Diary of a Wimpy Kid: Partypooper
- Author: Jeff Kinney
- Language: English
- Series: Diary of a Wimpy Kid
- Genre: Children's literature Graphic novel
- Published: October 21, 2025
- Publisher: Amulet Books
- Publication date: October 21, 2025
- Publication place: United States
- Pages: 224
- ISBN: 9781419782695
- Preceded by: Hot Mess
- Followed by: Fight or Flight

= Diary of a Wimpy Kid: Partypooper =

2025 book by Jeff Kinney

Diary of a Wimpy Kid: Partypooper is the 20th book in the Diary of a Wimpy Kid book series written and illustrated by Jeff Kinney. The sequel to Diary of a Wimpy Kid: Hot Mess, the book was unveiled on February 27, 2025. The design of the cover is a celebration for the 20th book in the series, marking a significant reach. It was released on October 21, 2025.

== Plot ==
Greg Heffley is expecting a surprise birthday party, thinking that a pie-baking contest his mother is attending on the same day is fake. When he attends, he discovers that the pie-baking contest was real, and that his whole family has forgotten it was his birthday.
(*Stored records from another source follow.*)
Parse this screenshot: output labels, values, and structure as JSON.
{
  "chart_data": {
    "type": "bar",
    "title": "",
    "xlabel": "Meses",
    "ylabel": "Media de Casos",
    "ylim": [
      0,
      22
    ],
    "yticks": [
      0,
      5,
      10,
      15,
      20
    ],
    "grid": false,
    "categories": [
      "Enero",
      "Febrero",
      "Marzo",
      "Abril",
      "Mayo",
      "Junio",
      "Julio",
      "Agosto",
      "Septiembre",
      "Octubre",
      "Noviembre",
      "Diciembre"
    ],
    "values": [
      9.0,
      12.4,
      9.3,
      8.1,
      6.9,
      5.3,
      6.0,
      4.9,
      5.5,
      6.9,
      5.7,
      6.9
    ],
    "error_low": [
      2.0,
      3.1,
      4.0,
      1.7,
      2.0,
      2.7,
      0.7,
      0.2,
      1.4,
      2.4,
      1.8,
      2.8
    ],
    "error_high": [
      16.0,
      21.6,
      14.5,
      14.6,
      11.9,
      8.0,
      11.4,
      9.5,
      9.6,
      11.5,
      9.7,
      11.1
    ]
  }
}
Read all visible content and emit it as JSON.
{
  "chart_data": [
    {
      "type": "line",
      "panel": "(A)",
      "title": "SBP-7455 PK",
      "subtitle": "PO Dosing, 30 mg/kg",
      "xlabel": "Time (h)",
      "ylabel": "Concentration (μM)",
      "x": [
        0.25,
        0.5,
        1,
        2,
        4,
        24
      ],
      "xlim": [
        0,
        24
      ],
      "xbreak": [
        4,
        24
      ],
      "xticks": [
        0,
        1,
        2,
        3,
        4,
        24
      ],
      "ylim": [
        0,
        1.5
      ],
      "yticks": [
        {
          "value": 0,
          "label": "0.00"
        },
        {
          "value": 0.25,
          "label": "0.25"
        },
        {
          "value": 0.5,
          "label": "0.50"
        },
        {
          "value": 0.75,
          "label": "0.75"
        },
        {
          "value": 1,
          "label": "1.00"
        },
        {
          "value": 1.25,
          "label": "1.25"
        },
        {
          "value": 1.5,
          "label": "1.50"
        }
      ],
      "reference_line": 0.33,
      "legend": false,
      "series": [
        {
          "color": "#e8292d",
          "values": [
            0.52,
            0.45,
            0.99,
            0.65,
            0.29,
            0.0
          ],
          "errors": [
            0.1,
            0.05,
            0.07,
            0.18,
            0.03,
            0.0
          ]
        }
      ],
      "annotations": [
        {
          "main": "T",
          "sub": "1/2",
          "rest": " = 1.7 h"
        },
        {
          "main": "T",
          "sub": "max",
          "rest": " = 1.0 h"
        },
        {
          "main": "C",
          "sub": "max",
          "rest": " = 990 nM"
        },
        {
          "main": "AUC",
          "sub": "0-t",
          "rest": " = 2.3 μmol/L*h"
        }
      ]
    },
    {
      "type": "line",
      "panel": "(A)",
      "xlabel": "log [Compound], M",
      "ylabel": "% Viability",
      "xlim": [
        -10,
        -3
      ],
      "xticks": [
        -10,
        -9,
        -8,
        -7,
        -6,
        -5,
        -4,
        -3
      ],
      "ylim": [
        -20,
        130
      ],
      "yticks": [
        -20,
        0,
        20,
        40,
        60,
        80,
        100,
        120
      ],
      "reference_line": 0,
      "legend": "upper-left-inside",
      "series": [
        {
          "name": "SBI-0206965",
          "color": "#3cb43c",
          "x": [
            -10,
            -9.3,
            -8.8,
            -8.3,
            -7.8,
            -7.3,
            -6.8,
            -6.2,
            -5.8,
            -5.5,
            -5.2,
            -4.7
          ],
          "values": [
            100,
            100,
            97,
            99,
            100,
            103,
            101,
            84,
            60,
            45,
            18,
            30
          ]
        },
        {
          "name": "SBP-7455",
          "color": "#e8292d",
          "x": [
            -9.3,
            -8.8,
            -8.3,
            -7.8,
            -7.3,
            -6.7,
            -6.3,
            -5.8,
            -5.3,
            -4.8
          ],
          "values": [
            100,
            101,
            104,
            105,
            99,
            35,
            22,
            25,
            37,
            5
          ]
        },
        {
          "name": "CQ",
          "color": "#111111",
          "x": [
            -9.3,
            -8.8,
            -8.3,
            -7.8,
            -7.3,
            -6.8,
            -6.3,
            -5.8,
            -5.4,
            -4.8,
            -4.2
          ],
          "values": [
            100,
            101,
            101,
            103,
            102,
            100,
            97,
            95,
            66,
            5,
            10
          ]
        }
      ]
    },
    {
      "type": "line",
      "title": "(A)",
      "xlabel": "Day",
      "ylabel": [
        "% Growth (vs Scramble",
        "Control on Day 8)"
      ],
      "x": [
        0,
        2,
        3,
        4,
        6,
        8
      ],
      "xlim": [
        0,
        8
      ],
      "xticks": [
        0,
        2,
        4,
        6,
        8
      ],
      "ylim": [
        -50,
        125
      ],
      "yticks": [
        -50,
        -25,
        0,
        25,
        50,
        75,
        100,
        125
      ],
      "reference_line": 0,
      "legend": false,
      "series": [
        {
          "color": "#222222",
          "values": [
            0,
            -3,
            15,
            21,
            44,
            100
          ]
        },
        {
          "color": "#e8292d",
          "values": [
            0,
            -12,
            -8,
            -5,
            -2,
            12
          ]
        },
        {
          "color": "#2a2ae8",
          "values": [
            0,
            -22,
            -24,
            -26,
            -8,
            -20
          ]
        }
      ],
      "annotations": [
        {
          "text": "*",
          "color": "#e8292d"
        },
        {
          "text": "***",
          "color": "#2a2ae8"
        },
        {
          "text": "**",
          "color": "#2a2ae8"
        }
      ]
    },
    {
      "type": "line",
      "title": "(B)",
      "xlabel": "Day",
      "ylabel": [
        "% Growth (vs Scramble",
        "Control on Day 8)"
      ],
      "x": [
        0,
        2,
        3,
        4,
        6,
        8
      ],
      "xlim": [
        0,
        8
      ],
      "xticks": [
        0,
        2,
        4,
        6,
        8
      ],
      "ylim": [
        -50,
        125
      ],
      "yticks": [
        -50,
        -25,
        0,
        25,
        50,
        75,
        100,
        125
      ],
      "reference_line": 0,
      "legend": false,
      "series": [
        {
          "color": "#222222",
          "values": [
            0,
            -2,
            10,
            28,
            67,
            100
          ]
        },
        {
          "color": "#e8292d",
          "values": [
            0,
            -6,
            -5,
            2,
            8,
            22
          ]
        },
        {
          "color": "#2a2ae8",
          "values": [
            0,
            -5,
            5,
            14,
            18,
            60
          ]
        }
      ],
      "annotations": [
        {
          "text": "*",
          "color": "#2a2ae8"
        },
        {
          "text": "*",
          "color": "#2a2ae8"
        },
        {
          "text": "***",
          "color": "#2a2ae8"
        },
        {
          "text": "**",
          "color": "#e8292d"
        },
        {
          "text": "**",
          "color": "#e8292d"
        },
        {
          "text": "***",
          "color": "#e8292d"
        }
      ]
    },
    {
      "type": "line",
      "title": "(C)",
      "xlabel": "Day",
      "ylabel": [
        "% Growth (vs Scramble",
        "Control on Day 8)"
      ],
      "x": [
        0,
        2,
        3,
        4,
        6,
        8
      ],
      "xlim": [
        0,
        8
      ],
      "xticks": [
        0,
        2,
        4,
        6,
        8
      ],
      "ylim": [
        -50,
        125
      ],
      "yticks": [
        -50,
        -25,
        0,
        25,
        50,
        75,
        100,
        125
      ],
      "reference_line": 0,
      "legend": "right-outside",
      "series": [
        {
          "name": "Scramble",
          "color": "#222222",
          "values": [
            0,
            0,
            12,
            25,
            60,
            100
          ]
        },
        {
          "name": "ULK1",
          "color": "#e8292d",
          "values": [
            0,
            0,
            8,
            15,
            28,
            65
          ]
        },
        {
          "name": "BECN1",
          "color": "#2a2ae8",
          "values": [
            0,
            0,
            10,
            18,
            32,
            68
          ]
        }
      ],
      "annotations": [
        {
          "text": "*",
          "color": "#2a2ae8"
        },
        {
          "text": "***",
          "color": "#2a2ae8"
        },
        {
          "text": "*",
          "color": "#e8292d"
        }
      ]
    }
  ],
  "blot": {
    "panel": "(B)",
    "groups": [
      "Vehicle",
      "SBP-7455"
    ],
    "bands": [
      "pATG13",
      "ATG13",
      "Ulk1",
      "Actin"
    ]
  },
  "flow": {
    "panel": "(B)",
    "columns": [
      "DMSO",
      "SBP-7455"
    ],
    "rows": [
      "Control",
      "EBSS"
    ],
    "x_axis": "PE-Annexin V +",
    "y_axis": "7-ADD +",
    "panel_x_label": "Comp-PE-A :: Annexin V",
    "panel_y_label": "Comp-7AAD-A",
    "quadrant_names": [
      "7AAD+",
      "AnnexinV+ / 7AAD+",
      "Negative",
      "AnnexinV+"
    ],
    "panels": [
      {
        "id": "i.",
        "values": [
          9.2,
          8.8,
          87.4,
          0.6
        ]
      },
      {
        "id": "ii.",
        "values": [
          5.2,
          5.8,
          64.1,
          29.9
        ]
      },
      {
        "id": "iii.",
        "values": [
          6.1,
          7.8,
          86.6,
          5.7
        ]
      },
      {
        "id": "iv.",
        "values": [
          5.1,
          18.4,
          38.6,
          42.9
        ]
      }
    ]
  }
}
After the incident goes viral, his parents (especially Susan) are shamed by social media and are guilted into throwing him a "blowout" party which Greg plans to maximize for as much presents as possible by inviting many people. Before the party, Greg and his dad, Frank, are buying comic books when Greg discovers that a misprinted "MicroCreatures" (a parody of Pokémon) trading card exists, depicting a three-eyed "Theeble". It is worth a lot of money, so Greg ditches the comics and sets his heart on the card, even though an online group named the three-eyed Theeble hunters was also looking for it. As the party gets closer, he discovers that the card was shipped close to where he lives, meaning that he might actually have a chance of obtaining it. The party ends in disaster thanks to a deer living in the unmowed grass next door and Susan and Frank's reputations are ruined, but Greg ends up getting the trading card that he wanted because of Aunt Nancy and hid it from his younger brother Manny, only to realize that it is no longer rare, due to popular demand. He still tries to cash on it as his is the original copy, but it turns out that Manny Heffley drew the Theeble as a dinosaur, making it worthless. However, after a new kid's father recognizes Greg (as the boy who once party crashed his son's party) they ask him to host his child's birthday party, Greg accepts once the father pays good money and manages to start a successful party-hosting side hustle with his best friend Rowley by his side.

== Sequel ==
The twenty-first book of the series, Diary of a Wimpy Kid: Fight or Flight has been released on October 22, 2026.